Published: 9 October 2013

Postgradutes who have benefited from scholarships funded by royalties from the Historical Thesaurus of English, will be reunited, with staff, at a lunch this week. Twelve of the fourteen who have been involved since 2010 are meeting at the University.

Postgradutes who have benefited from scholarships funded by royalties from the Historical Thesaurus of English, will be reunited, with staff, at a lunch this week. Twelve of the fourteen who have been involved since 2010 are meeting at the University.

The Historical Thesaurus of English was the result of 45 years painstaking scholarship by the English Language department. It is the world’s first historical thesaurus. Historical Thesaurus of English

Publication of the print Historical Thesaurus of the OED (HTOED) has so far generated royalties of around £115,000. Most of this sum is being devoted to furthering research in English Language through a programme of postgraduate scholarships. To date, fourteen scholarships have been awarded. The royalties also fund an annual Samuels lecture, the second of which is being given by John Simpson, Chief Editor of the OED, on 12 November.

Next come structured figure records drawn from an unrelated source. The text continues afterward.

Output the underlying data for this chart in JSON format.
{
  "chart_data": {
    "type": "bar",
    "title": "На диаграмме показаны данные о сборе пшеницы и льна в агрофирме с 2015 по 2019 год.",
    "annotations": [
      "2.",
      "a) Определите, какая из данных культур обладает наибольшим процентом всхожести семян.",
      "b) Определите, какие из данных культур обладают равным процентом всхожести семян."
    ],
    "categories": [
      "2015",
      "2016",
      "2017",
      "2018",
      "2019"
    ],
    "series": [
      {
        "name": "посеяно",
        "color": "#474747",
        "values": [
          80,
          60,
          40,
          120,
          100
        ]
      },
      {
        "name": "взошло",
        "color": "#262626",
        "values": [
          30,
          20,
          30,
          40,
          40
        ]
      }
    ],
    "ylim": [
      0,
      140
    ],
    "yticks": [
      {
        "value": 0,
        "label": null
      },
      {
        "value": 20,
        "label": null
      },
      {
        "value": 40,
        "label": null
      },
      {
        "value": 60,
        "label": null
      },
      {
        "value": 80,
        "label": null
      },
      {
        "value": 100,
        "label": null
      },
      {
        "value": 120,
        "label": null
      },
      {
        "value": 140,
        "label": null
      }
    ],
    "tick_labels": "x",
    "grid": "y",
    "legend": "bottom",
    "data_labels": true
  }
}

The scholarships are named in honour of the four editors of HTOED: Christian Kay, Jane Roberts, Michael Samuels and Irené Wotherspoon.

The HTOED was the brainchild of Professor Michael Samuels who saw a gap in the materials available for studying the history of the English Language.
While the Oxford English Dictionary is a hugely rich resource for studying the histories of individual words, there was no parallel resource for studying the history of concepts as they are expressed in words. Samuels therefore announced in a talk to the Philological Society in 1965 that his department would undertake the task of producing such a resource; in 2009 the work was published in print by Oxford University Press as the Historical Thesaurus of the OED (HTOED). It was subsequently linked to the online OED.

Samuels Lecture: Tuesday 12 November, 17:15 – 18.30 approx. Western Infirmary Lecture Theatre, University of Glasgow, Dumbarton Road.